SAAGER: I was working in Dallas about an hour and a half away from my home, and my wife had dropped my daughter off at the baby sitter`s that morning so she could go to work.

And I would say probably about 1 p.m. I was called by the family practitioner`s nurse, to say that she had fallen of the bars at Burger King and that she was hurt.

And immediately, I asked how bad was she hurt, and she said, "Well, we wouldn`t have been calling you if it wasn`t serious." So I got in my truck and I started heading for home. And halfway home I called the emergency room in Gainesville where we were currently living, and her family doctor got on the phone and said she had passed away 20 minutes prior.

BECK: Holy cow. So now that night they pull you into an interrogation room and you all of a sudden realize whoa, whoa, whoa, I think I need an attorney here. How -- what was it like when your -- I mean that day you find out your daughter is dead, and then all of the sudden they turn to you and say looks like you. What does that feel like?

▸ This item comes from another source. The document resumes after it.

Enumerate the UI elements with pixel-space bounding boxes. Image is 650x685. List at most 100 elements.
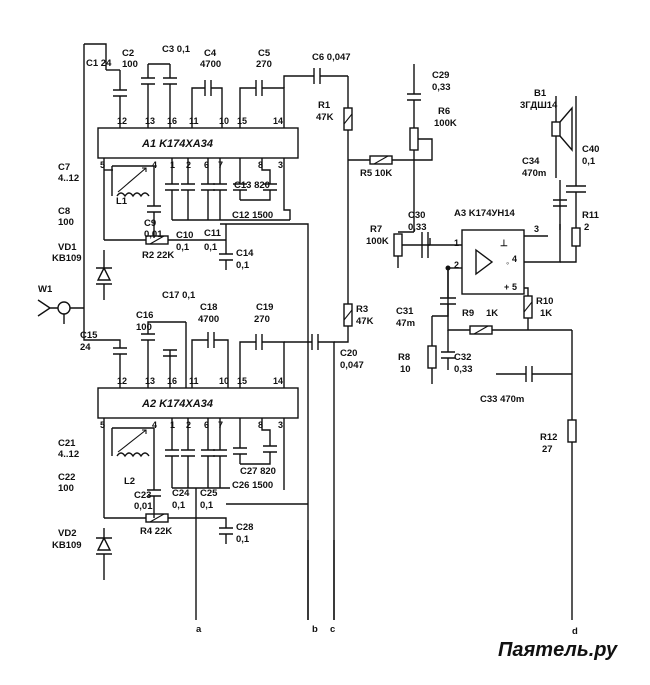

SAAGER: It`s horrible. It`s -- it`s -- you want to feel hurt and pain, the pain that you should be feeling, and you can`t. It`s just terror.

BECK: Wait, wait. How do you mean. You mean -- at that moment the pain of your daughter`s death kind of goes away?

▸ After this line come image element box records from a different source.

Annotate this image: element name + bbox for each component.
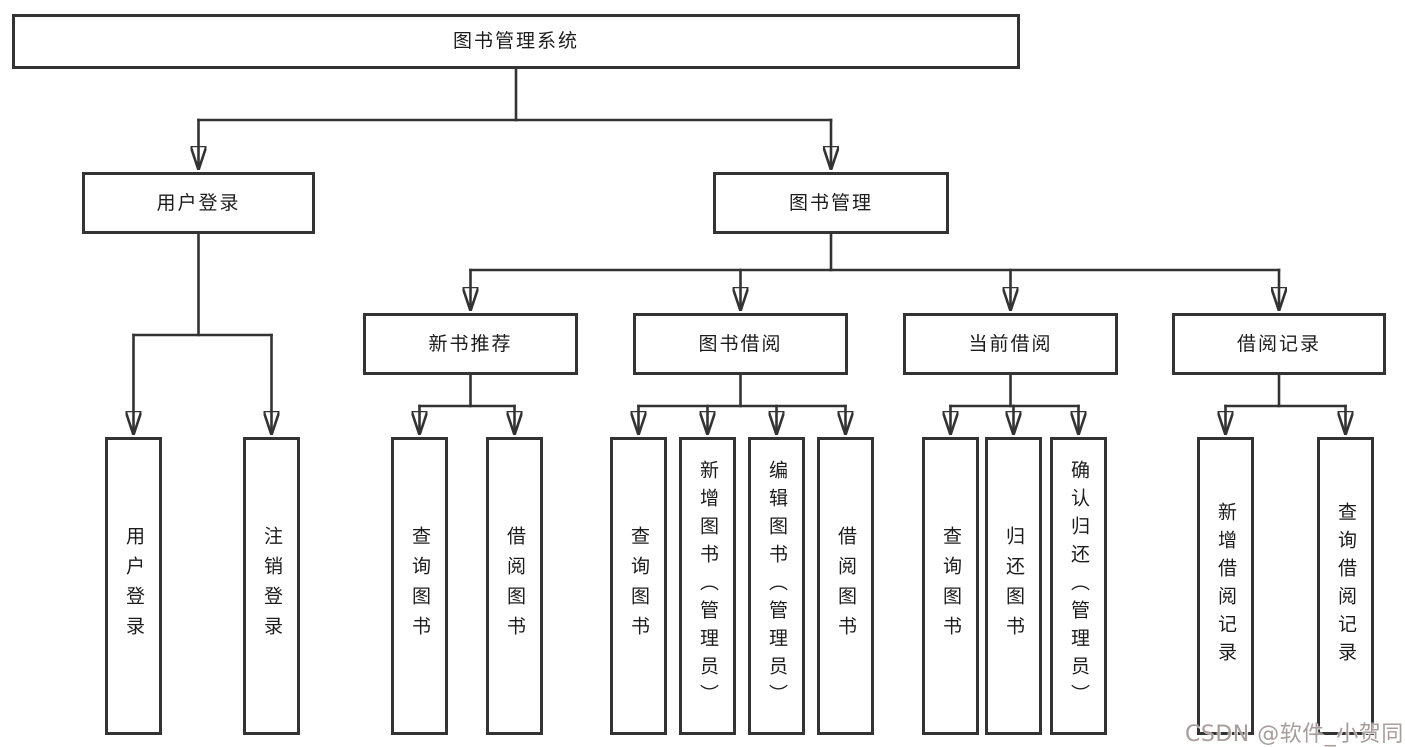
node-label: 新增借阅记录 bbox=[1215, 502, 1237, 670]
node-book-management: 图书管理 bbox=[713, 172, 949, 234]
node-label: 注销登录 bbox=[261, 526, 283, 646]
leaf-add-borrow-record: 新增借阅记录 bbox=[1197, 437, 1254, 735]
leaf-logout: 注销登录 bbox=[243, 437, 300, 735]
node-label: 图书借阅 bbox=[698, 332, 783, 355]
leaf-query-borrow-record: 查询借阅记录 bbox=[1317, 437, 1374, 735]
node-book-borrowing: 图书借阅 bbox=[633, 313, 848, 375]
node-label: 编辑图书（管理员） bbox=[766, 460, 788, 712]
node-new-book-recommendation: 新书推荐 bbox=[363, 313, 578, 375]
node-borrowing-records: 借阅记录 bbox=[1172, 313, 1386, 375]
leaf-query-books: 查询图书 bbox=[922, 437, 979, 735]
node-user-login: 用户登录 bbox=[82, 172, 315, 234]
node-label: 查询图书 bbox=[628, 526, 650, 646]
node-label: 新书推荐 bbox=[428, 332, 513, 355]
csdn-watermark: CSDN @软件_小贺同学 bbox=[1185, 722, 1405, 747]
leaf-borrow-books: 借阅图书 bbox=[486, 437, 543, 735]
leaf-user-login: 用户登录 bbox=[105, 437, 162, 735]
node-label: 归还图书 bbox=[1003, 526, 1025, 646]
node-library-management-system: 图书管理系统 bbox=[12, 14, 1020, 69]
node-label: 当前借阅 bbox=[968, 332, 1053, 355]
node-label: 图书管理系统 bbox=[452, 30, 579, 52]
leaf-edit-books-admin: 编辑图书（管理员） bbox=[748, 437, 805, 735]
node-label: 借阅图书 bbox=[835, 526, 857, 646]
node-label: 查询借阅记录 bbox=[1335, 502, 1357, 670]
leaf-query-books: 查询图书 bbox=[391, 437, 448, 735]
leaf-return-books: 归还图书 bbox=[985, 437, 1042, 735]
node-label: 借阅记录 bbox=[1236, 332, 1321, 355]
node-current-borrowing: 当前借阅 bbox=[903, 313, 1118, 375]
leaf-add-books-admin: 新增图书（管理员） bbox=[679, 437, 736, 735]
node-label: 借阅图书 bbox=[504, 526, 526, 646]
node-label: 图书管理 bbox=[788, 191, 873, 214]
node-label: 确认归还（管理员） bbox=[1068, 460, 1090, 712]
node-label: 用户登录 bbox=[123, 526, 145, 646]
node-label: 查询图书 bbox=[940, 526, 962, 646]
leaf-confirm-return-admin: 确认归还（管理员） bbox=[1050, 437, 1107, 735]
node-label: 查询图书 bbox=[409, 526, 431, 646]
node-label: 用户登录 bbox=[156, 191, 241, 214]
leaf-query-books: 查询图书 bbox=[610, 437, 667, 735]
leaf-borrow-books: 借阅图书 bbox=[817, 437, 874, 735]
node-label: 新增图书（管理员） bbox=[697, 460, 719, 712]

SAAGER: Exactly. Exactly. I couldn`t -- I couldn`t hardly even focus on it. I was more focused on defending myself.

BECK: So maybe -- so when we saw Patsy Ramsey -- you know, I`m fuzzy on this. I have to go back and look at the tape. But I remember feeling that maybe that was part of it, is it didn`t seem real. It didn`t seem genuine. It didn`t seem like she was mourning enough or whatever. You`re saying that that goes away automatically, because you`re in full fledged save your life mode.

SAAGER: Exactly. And you`re also in shock. I mean, there`s a lot of shock involved with what goes on when you lose a child. But yes, I mean we weren`t -- it`s -- in a lot of people`s words we were never given the right to grieve as parents, as we should have.

BECK: Right. Did you -- how much did the frustration -- I would think that I would be so angry that I would be in a room and they would say that to me, my head would explode. I`d need the duct tape to wrap my head so I could stay to them, "Stop wasting time. I didn`t do it. Go catch the killer." Did you have that frustration?

SAAGER: Exactly. And honest -- to be honest with you, I was not interrogated very long at all. Actually I was asked a few preliminary questions. What they did was focused on questioning my wife, who was questioned for about nine hours that night, the night that her death was ruled a homicide. And so it was my wife that went through you that hell.

BECK: But you lost your two kids for a whole year.

SAAGER: Right. Exactly.

BECK: I can`t imagine what that is. Just destroyed your family from six ways to Sunday on this horrible, horrible tragedy.

So let me ask you. Because you`ve got to be a better person than I am. O.J. Simpson, do you think he did it?

SAAGER: I don`t know. I mean...

BECK: Do you really -- do you really feel that way? When you see things on TV, can you really get to a point where you`re like, "You know what, I`m not going to judge the guy"?

SAAGER: It`s the media is the reason that I -- I will not rush to judgment.

BECK: Good for you. Good for you.

SAAGER: Because you never can tell. What you only see in the media - - I mean, look at the O.J. Simpson case. What`s more compelling in media than to blame the ex-NFL football star, the Heisman Trophy winner, as opposed to a common thief who may have just wandered in her house and killed her?

BECK: Lloyd, best of luck for you and your family. Sorry for your loss all the way around. Thanks a lot.